Metrics — Prometheus + Grafana
Deployed via the kube-prometheus-stack Helm chart (ArgoCD-managed), running in the prometheus namespace.
- Prometheus scrapes all nodes, pods, and K8s control plane components
- Grafana dashboards: cluster overview, node resource usage, Longhorn, ArgoCD, Traefik
- Alertmanager routes alerts to Ntfy (self-hosted push notifications) via a custom webhook bridge
- Node Exporter runs on all VMs including docker-host11 and the edge VPS (Ansible-deployed)
- Goldilocks + VPA analyse actual resource usage and recommend request/limit values
Logs + Fleet — Elastic Stack (ECK)
Deployed via the ECK operator (Elastic Cloud on Kubernetes), running in the elastic-system namespace.
| Component | Purpose |
|---|---|
| Elasticsearch | Log storage and search (single-node, 15 Gi heap) |
| Kibana | Log exploration and dashboards |
| Fleet Server | Manages Elastic Agent enrollment and policies |
| Elastic Agent (DaemonSet) | Ships logs and metrics from every cluster node |
| Elastic Agent (standalone) | Runs on docker-host11 and the edge VPS |
The Elastic Agent DaemonSet tolerates the control-plane NoSchedule taint so logs are collected from server nodes as well as agents.

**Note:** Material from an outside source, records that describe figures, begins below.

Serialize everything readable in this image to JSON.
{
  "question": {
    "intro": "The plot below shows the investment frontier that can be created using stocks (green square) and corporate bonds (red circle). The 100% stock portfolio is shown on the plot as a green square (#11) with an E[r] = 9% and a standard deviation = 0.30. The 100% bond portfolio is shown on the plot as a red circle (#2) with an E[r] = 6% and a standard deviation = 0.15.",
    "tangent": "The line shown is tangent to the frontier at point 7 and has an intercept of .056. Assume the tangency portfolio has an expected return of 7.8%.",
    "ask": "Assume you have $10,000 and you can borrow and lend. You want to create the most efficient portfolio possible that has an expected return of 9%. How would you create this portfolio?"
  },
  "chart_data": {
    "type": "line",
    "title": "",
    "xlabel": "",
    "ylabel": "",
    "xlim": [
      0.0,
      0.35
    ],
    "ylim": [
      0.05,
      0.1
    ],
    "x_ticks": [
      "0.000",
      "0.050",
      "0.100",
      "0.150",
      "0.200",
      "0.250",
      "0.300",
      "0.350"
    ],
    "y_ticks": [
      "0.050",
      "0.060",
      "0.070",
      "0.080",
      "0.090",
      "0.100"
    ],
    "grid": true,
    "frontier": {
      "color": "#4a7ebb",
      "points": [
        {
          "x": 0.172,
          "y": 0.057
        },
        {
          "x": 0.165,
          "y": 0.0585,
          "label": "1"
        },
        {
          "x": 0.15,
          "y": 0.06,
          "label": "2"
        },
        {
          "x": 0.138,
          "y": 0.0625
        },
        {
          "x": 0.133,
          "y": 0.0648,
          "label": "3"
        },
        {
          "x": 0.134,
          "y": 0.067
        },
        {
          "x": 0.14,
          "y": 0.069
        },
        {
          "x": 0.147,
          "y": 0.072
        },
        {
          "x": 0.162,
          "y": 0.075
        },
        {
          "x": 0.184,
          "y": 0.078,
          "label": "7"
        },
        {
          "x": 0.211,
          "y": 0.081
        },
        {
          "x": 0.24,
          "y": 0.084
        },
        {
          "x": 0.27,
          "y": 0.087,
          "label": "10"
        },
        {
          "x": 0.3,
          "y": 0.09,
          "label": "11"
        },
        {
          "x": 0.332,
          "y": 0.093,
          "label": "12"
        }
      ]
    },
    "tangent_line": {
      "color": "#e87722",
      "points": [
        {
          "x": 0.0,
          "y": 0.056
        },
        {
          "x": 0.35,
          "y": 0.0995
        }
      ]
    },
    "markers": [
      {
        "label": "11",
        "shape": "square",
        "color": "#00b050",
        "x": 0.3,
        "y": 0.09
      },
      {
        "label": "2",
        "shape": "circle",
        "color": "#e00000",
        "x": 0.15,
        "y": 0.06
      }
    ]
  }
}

Alerts from Elasticsearch rules are bridged to Ntfy via a small CronJob (elastic-ntfy-bridge) that polls the Elasticsearch alerts API and forwards new alerts as push notifications.
Alerting Flow
Prometheus Alertmanager ──► Ntfy (push notification)
▲
Elasticsearch alert rule ──► elastic-ntfy-bridge CronJob ─┘
All alerts land in the same Ntfy topic, accessible on mobile and desktop.